Losing sleep can cause stress, which can, in turn, lead to insomnia, creating a vicious cycle that repeats itself. Just one night of sleep deprivation can increase anxiety which is why getting enough rest is so important. Deep sleep is a non-REM sleep stage when your brain activity slows down may actually help reduce anxiety by restoring activity in the brain regions that keep us calm.

In order to make sure you get enough deep sleep each night, try putting away your Netflix right before bed and working to find a sleep schedule that works for you and sticking to it. This way your body gets used to going to the routine and you’ll be a lot more rested and less anxious throughout the day.

Talk to yourself in the third person.

Everything about that sentence is weird, we know, but hear us out – when you turn your internal monologue to that of the third person, you’ll find that it has a calming effect that will help you control your emotions and reduce your stress levels. 

If you’re finding it hard to visualise, think of it like talking to a friend with a problem. It’s easier to be objective and coach them because we have distance from the problem, and that distance can promote rational thinking which is why this method works brilliantly!

Play a game.

In a study published last July, researchers followed 20 adults for five days. Once they arrived home from work, the participants either played a jigsaw-like game called Block! Hexa Puzzle or used a mindfulness app for 10 minutes. After the experiment, those playing the game reported feeling more relaxed, while those using the mindfulness app reported feeling less relaxed.

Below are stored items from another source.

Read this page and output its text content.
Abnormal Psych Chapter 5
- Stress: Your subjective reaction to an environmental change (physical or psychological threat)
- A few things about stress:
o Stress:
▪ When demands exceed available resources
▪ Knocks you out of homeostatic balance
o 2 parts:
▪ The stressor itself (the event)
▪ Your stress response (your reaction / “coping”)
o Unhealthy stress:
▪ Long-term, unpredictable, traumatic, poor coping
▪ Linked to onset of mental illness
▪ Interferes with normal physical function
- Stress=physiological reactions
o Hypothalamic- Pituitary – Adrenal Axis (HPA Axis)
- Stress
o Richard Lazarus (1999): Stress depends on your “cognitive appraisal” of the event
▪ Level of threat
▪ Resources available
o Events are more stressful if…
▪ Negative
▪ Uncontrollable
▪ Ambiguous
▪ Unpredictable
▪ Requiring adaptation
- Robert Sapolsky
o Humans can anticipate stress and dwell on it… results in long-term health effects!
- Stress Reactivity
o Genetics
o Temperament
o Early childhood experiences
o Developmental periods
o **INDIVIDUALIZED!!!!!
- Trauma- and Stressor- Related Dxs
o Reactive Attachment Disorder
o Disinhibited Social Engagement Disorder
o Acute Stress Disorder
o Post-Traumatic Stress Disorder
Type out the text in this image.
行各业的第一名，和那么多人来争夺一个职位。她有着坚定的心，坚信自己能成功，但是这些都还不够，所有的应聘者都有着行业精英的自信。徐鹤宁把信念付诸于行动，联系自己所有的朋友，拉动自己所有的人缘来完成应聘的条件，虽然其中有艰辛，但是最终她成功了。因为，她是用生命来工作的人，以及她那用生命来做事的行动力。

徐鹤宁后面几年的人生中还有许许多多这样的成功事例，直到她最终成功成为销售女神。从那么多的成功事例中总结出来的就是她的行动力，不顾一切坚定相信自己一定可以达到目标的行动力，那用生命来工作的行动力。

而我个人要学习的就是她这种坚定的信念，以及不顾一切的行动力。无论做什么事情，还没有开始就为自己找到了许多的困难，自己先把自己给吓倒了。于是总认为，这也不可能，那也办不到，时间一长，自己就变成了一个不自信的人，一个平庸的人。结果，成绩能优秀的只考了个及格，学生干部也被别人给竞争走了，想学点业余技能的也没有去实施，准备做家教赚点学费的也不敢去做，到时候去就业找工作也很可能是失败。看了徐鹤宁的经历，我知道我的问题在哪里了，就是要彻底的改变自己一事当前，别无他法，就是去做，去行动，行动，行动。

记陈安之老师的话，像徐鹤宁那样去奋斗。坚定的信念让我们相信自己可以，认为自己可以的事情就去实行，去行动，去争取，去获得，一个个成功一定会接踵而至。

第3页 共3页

Games have four aspects that help us recover from work, they help us put work aside and not think about it; they help us relax; they allow us to experience mastery over challenges; they allow us to feel in control over the environment. The benefits of gaming all adds up to less tension and anxiety.

Take A Walk

Have you ever been so stressed at work that you get up from your desk and go take a walk? Have you noticed that it helped calm you down? There’s a good reason why. A Cornell University review published in February states that just taking a quick walk of approximately 10 minutes in nature can help improve one’s mental wellbeing. To maximise the benefits, it may help to make your movement mindful which means shutting off all other thoughts and being in the moment while focusing on your breathing and surroundings as you make your rounds.

Try half-smiling and willing hands.

This method is a kind of a fake it til you make it technique. When you put your body in a physical position associated with feelings of calmness, your brain is tricked into relaxing and reduces anxiety. To half-smile, start by relaxing all the muscles in your face, your forehead, eyes, ears, tongue, jaw, everything. Then simply begin to form the first hints of a smile with your lips.

For willing hands, fully relax your shoulders, arms, and hands. You can even shake them around to relieve any tension. Then, whether you are seated, standing, or lying down, turn your palms up (or whatever direction feels natural if you are standing) and let your fingers fall open. You can turn this into a daily meditation routine or just stay in-the-moment and repeat until you feel better.